La normativa vigente establece que el certificado de eficiencia energética Tudela de Duero solo puede ser realizado por técnicos competentes titulados. Estos profesionales son principalmente arquitectos, arquitectos técnicos, ingenieros industriales o ingenieros técnicos que deben estar debidamente colegiados. En nuestra red, contamos con técnicos en la provincia de Valladolid con amplia experiencia en la zona del valle del Duero. El técnico es responsable de realizar la inspección al inmueble obligatoria, verificar la composición de los muros, el tipo de vidrios en las ventanas y la eficiencia de los sistemas de climatización (calderas de gas, bombas de calor o biomasa). Elegir un profesional cualificado garantiza que las propuestas de mejora incluidas en el certificado sean realistas y ayuden a revalorizar su propiedad en el mercado inmobiliario local.
Tudela de Duero cuenta con un parque inmobiliario diverso compuesto por 5.114 unidades. El casco antiguo presenta una tipología de viviendas tradicionales, muchas de ellas construidas antes de la normativa térmica de 1979, donde es habitual encontrar calificaciones energéticas de letra E, F o incluso G debido a la falta de aislamiento en muros de carga. Por otro lado, el crecimiento del municipio hacia urbanizaciones y zonas de vivienda unifamiliar post-2007 ha introducido inmuebles con mejores prestaciones, situándose frecuentemente en las letras C o D. Dado que nos encontramos en la zona climática D3, las mejoras más efectivas para subir la letra en Tudela de Duero suelen ser el trasdosado de fachadas con lana de roca o EPS, la sustitución de ventanas antiguas por carpinterías con rotura de puente térmico y la instalación de calderas de condensación o sistemas de aerotermia, especialmente rentables en viviendas unifamiliares.
El marco normativo principal es el Real Decreto 390/2021, que amplió la obligatoriedad del certificado a más supuestos. En el ámbito autonómico, la gestión recae sobre la Consejería de Economía y Hacienda a través del Ente Regional de la Energía de Castilla y León (EREN). Este organismo supervisa el registro oficial y emite la etiqueta energética que deberá figurar en cualquier anuncio publicitario en portales como Idealista o Fotocasa. Las fuentes oficiales, como el IDAE y el Ministerio para la Transición Ecológica, recalcan que el registro es indispensable para que el certificado tenga validez legal. Una vez registrado, el documento tiene una validez máxima de 10 años, a excepción de los certificados con calificación G, que deben renovarse cada 5 años según la última actualización legislativa para fomentar la rehabilitación energética.

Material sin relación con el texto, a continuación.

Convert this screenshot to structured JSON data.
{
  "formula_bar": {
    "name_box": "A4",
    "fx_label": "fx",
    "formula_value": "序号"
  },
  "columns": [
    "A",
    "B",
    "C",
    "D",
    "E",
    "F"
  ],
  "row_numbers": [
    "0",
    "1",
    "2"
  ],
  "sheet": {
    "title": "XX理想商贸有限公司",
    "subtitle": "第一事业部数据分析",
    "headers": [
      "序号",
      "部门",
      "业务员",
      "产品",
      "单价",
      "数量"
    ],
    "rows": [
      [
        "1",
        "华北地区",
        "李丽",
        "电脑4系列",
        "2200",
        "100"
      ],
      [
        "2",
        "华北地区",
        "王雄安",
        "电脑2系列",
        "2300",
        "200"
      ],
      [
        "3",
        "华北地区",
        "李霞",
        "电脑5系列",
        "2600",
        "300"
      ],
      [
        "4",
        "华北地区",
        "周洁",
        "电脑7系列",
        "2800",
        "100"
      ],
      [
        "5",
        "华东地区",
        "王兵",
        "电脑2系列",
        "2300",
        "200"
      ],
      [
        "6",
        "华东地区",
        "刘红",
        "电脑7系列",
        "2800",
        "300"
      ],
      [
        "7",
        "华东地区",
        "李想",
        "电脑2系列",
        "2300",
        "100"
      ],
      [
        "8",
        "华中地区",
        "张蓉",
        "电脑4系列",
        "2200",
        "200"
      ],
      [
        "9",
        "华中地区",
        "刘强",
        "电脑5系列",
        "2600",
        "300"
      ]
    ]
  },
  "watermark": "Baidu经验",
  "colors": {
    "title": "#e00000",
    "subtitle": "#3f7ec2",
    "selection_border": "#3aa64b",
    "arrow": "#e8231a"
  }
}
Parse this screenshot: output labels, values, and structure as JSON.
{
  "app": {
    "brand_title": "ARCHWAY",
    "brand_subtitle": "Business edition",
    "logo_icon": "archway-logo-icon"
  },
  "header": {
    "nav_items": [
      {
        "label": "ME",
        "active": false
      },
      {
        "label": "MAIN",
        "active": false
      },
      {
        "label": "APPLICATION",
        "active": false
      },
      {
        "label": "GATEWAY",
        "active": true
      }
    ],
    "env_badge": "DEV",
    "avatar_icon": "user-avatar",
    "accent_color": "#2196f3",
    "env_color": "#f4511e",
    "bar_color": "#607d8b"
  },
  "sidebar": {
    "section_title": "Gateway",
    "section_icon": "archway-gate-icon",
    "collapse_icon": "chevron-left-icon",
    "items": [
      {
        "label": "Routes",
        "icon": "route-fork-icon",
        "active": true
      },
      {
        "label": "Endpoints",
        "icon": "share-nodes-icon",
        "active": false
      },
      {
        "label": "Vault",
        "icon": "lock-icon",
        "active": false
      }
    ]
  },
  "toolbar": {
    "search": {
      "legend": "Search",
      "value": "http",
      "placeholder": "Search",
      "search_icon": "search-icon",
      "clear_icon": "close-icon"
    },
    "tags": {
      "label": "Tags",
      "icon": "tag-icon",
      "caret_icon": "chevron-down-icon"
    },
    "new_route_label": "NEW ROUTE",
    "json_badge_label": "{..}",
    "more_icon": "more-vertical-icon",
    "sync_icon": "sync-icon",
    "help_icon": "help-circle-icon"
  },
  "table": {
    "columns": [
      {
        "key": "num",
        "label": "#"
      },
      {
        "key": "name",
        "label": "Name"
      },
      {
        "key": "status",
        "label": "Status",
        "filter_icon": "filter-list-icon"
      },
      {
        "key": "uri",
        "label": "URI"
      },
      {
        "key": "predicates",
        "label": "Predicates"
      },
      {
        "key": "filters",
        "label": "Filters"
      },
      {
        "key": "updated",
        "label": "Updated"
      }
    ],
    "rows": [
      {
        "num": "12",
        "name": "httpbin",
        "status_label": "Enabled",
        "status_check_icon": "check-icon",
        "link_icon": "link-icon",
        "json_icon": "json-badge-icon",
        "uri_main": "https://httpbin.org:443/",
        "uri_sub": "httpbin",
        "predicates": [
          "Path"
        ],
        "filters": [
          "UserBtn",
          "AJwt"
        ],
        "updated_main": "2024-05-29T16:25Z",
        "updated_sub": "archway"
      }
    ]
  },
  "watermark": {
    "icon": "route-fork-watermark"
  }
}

Incumplir la obligación de disponer del certificado energético en Tudela de Duero puede acarrear sanciones económicas importantes según la Ley 8/2013 de rehabilitación, regeneración y renovación urbanas. Las multas se dividen en tres categorías: leves (300€ a 600€) por anunciar la venta o alquiler sin mencionar la calificación; graves (601€ a 1.000€) por no entregar el certificado al comprador o arrendatario; y muy graves (1.001€ a 6.000€) por falsear el resultado del documento. En una localidad con un mercado de alquiler activo y proximidad a la capital vallisoletana, las inspecciones administrativas son cada vez más frecuentes. Además de la multa, la ausencia del CEE puede permitir que el contrato de arrendamiento sea impugnado por el inquilino o que se paralice la firma de la escritura pública de venta ante notario.